Division of Obstetrics and Gynecology, Center for Hematology and Regenerative Medicine, Department of Women's and Children's Health and Neuro-pediatric Unit, and Hematology Center, Karolinska Institutet and Karolinska University Hospital, Stockholm, Sweden; Department of Obstetrics and Gynecology and Division of Medical Genetics, Department of Pediatrics, Chang Gung Memorial Hospital at Linkou and Chang Gung University College of Medicine, Taoyuan, Taiwan; Experimental Fetal Medicine Group, Department of Obstetrics and Gynecology, and Department of Pediatrics, Yong Loo Lin School of Medicine and National University of Singapore, Singapore; Departments of Pathology and Medicine (Medical Genetics), University of Washington, Seattle, Washington, USA; Department of Genetics, Children's Hospital of Eastern Ontario and Department of Pediatrics, University of Ottawa, Ottawa, Canada; Orthopedic Unit, Uppsala University Hospital, Uppsala, Sweden; Women's and Children's Health, Uppsala University, Uppsala, Sweden; Centre for Clinical Research, University of Queensland, Brisbane, Australia; Department of Reproductive Medicine, Women's and Children's Hospital, Singapore; Cancer and Stem Cell Biology, Duke-National University of Singapore Graduate Medical School, Singapore.
Stem Cells Transl Med. 2014 Feb;3(2):255-64. doi: 10.5966/sctm.2013-0090. Epub 2013 Dec 16.

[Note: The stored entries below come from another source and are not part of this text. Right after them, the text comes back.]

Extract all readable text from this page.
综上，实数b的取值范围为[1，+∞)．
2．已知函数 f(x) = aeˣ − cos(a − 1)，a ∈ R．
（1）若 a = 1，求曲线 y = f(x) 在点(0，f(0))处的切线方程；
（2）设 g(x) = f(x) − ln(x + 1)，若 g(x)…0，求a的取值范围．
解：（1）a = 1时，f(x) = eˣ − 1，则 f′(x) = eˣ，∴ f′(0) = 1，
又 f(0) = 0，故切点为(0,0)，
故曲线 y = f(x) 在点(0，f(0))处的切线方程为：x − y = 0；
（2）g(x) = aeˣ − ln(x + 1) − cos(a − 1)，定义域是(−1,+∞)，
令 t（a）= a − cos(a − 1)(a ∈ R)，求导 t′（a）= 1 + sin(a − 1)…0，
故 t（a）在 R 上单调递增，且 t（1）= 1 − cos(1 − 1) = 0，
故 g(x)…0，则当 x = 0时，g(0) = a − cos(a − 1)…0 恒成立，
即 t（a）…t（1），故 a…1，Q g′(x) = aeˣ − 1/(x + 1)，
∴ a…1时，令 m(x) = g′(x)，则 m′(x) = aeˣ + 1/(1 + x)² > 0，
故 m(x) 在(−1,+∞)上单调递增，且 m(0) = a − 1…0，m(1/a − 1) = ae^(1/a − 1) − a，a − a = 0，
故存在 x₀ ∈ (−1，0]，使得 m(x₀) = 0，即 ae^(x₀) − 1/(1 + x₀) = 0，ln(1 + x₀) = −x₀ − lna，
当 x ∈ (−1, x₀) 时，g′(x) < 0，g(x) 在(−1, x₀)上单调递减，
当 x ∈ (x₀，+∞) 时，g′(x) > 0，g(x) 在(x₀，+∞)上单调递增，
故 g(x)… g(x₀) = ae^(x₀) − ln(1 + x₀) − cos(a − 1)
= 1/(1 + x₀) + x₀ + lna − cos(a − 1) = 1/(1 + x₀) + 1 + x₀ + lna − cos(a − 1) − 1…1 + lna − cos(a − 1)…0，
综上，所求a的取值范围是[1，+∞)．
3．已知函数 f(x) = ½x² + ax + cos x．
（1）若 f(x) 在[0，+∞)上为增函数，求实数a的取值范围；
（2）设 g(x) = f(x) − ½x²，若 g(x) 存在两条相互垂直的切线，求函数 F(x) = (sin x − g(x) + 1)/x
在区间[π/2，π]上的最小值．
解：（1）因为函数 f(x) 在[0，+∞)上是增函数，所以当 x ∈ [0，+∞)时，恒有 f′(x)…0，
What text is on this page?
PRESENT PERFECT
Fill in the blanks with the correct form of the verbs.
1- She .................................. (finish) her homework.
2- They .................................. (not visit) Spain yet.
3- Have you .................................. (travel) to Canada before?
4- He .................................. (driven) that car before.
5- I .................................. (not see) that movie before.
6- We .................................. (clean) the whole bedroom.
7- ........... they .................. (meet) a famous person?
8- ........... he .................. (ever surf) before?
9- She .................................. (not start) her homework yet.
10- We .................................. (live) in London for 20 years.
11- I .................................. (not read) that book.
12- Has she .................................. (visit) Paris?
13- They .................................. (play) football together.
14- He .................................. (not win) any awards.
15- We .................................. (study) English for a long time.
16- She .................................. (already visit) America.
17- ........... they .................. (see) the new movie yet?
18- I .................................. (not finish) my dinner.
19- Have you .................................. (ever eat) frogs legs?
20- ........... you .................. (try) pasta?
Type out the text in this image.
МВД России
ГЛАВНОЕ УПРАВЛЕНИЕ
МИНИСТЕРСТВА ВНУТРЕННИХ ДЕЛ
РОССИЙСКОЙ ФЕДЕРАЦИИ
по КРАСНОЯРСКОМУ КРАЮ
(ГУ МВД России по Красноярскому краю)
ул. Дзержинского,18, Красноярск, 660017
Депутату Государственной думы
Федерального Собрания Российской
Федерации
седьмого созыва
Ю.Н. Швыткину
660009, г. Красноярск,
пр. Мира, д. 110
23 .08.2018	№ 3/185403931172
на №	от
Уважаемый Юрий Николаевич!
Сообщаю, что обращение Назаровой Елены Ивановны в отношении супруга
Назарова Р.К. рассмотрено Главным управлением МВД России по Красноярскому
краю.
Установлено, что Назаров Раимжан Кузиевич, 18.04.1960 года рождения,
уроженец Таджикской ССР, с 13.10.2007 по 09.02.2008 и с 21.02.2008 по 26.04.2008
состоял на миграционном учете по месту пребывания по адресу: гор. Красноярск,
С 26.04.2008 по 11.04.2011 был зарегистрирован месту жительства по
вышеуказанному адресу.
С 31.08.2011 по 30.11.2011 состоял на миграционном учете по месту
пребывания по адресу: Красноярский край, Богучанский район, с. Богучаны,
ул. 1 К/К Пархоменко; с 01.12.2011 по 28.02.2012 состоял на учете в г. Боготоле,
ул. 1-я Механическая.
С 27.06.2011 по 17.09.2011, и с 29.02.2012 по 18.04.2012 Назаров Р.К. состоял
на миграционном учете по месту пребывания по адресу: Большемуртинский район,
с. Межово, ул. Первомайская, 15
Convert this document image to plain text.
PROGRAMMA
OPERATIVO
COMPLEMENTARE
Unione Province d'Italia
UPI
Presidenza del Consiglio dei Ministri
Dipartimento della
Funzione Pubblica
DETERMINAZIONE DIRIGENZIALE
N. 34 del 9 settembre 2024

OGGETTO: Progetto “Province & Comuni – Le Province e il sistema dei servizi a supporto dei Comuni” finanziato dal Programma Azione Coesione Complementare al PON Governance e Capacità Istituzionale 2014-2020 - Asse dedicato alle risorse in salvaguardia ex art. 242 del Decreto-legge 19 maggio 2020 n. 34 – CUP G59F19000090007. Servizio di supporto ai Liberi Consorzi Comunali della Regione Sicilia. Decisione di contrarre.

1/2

Osteogenesis imperfecta (OI) can be recognized prenatally with ultrasound. Transplantation of mesenchymal stem cells (MSCs) has the potential to ameliorate skeletal damage. We report the clinical course of two patients with OI who received prenatal human fetal MSC (hfMSC) transplantation and postnatal boosting with same-donor MSCs. We have previously reported on prenatal transplantation for OI type III. This patient was retransplanted with 2.8 × 10(6) same-donor MSCs per kilogram at 8 years of age, resulting in low-level engraftment in bone and improved linear growth, mobility, and fracture incidence. An infant with an identical mutation who did not receive MSC therapy succumbed at 5 months despite postnatal bisphosphonate therapy. A second fetus with OI type IV was also transplanted with 30 × 10(6) hfMSCs per kilogram at 31 weeks of gestation and did not suffer any new fractures for the remainder of the pregnancy or during infancy. The patient followed her normal growth velocity until 13 months of age, at which time longitudinal length plateaued. A postnatal infusion of 10 × 10(6) MSCs per kilogram from the same donor was performed at 19 months of age, resulting in resumption of her growth trajectory. Neither patient demonstrated alloreactivity toward the donor hfMSCs or manifested any evidence of toxicities after transplantation. Our findings suggest that prenatal transplantation of allogeneic hfMSCs in OI appears safe and is of likely clinical benefit and that retransplantation with same-donor cells is feasible. However, the limited experience to date means that it is not possible to be conclusive and that further studies are required.
成骨不全症(OI)可通过超声在产前识别。间充质干细胞(MSCs)的移植具有改善骨骼损伤的潜力。我们报告了两名接受产前人胎儿 MSC(hfMSC)移植和同供体 MSC 产后增强治疗的 OI 患者的临床病程。我们之前曾报道过 III 型 OI 的产前移植。该患者在 8 岁时再次接受了 2.8×10(6)个同供体 MSC/kg 的移植,导致骨骼低水平植入,并改善了线性生长、活动能力和骨折发生率。一名患有相同突变但未接受 MSC 治疗的婴儿尽管接受了产后双膦酸盐治疗,但在 5 个月时夭折。另一名患有 IV 型 OI 的胎儿也在 31 周妊娠时接受了 30×10(6)个 hfMSC/kg 的移植,在整个妊娠期间和婴儿期都没有发生新的骨折。该患者遵循正常的生长速度,直到 13 个月大,此时纵向长度达到平台期。在 19 个月大时,从同一供体输注了 10×10(6)个 MSC/kg,恢复了她的生长轨迹。两名患者均未对供体 hfMSCs 表现出同种异体反应,也未在移植后表现出任何毒性迹象。我们的发现表明,产前移植同种异体 hfMSCs 在 OI 中似乎是安全的,并且可能具有临床益处,并且用同供体细胞进行再移植是可行的。然而,迄今为止有限的经验意味着无法得出结论,需要进一步研究。